Yuval Plattner, Vice President at MD Squared, believes that protections for landlords should be focused on property taxes. “The city has been increasing property taxes on landlords for years. There are many landlords in the city that have owned these buildings for 30 to 40 years and are ‘mom and pop real estate shops,’ and they will not be able to sustain their losses the same way larger real estate firms will be able to.”

Tax abatements and exemptions do exist for certain scenarios, including the Condo and Cooperative Tax Abatement is their own New York City apartment. Eco-friendly abatements are newly available for units with solar or green roofs, and exemptions exist for landlords who are also senior citizens, veterans, or members of the clergy. None of these tax benefits are specific to losses incurred by non-payment of rent or other challenges posed to property owners by COVID-19, however.

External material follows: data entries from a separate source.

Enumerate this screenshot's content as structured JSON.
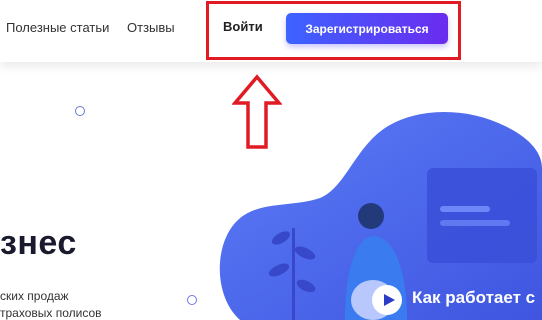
{
  "nav": {
    "articles": "Полезные статьи",
    "reviews": "Отзывы",
    "login": "Войти",
    "register": "Зарегистрироваться"
  },
  "hero": {
    "title": "знес",
    "line_1": "ских продаж",
    "line_2": "траховых полисов"
  },
  "video": {
    "label": "Как работает с"
  },
  "colors": {
    "accent_start": "#3d63ff",
    "accent_end": "#6a2cf0",
    "highlight": "#e01b24",
    "illustration": "#4f6ef5"
  }
}
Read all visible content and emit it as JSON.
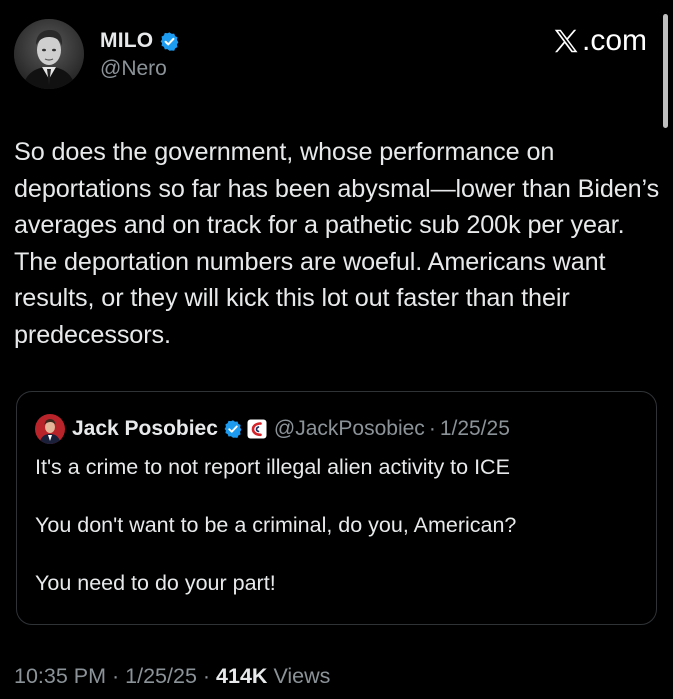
{
  "author": {
    "name": "MILO",
    "handle": "@Nero",
    "verified": true
  },
  "brand": {
    "label": ".com",
    "icon": "x-logo-icon"
  },
  "tweet": {
    "text": "So does the government, whose performance on deportations so far has been abysmal—lower than Biden’s averages and on track for a pathetic sub 200k per year. The deportation numbers are woeful. Americans want results, or they will kick this lot out faster than their predecessors."
  },
  "quote": {
    "name": "Jack Posobiec",
    "handle": "@JackPosobiec",
    "separator": "·",
    "date": "1/25/25",
    "verified": true,
    "affiliate_badge": "affiliate-badge-icon",
    "paragraphs": [
      "It's a crime to not report illegal alien activity to ICE",
      "You don't want to be a criminal, do you, American?",
      "You need to do your part!"
    ]
  },
  "meta": {
    "time": "10:35 PM",
    "sep1": "·",
    "date": "1/25/25",
    "sep2": "·",
    "views_count": "414K",
    "views_label": "Views"
  },
  "colors": {
    "background": "#000000",
    "text": "#e7e9ea",
    "muted": "#8b9399",
    "verified_blue": "#1d9bf0",
    "border": "#2f3336"
  }
}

In November, Spectrum News reported that property values could actually decline as a result of the Tenant Safe Harbor Act, “leading to landlords off-loading rental properties in New York, and deterring future investors. While we are seeing rental rates reducing across the board by 30-40%, this is not a direct consequence of the Safe Harbor Act, in most cases.

“This is more to do with the pandemic and general market conditions,” Yuval weighs in. “Since investment properties trade based on net cash flows, and income has reduced while expenses have either remained the same or even gone higher, the value of the property has reduced. My sense is that it could take years before we reach pre-pandemic valuations again.”




This outlook is shared by respondents to a national GlobeSt survey, 39% of whom anticipate a fall in valuations of 5-10%. Thirty one percent of those surveyed expect a larger impact. Time will tell whether these predictions hold, and what a mass exodus from the city to the suburbs might have in store for a once bustling metropolis.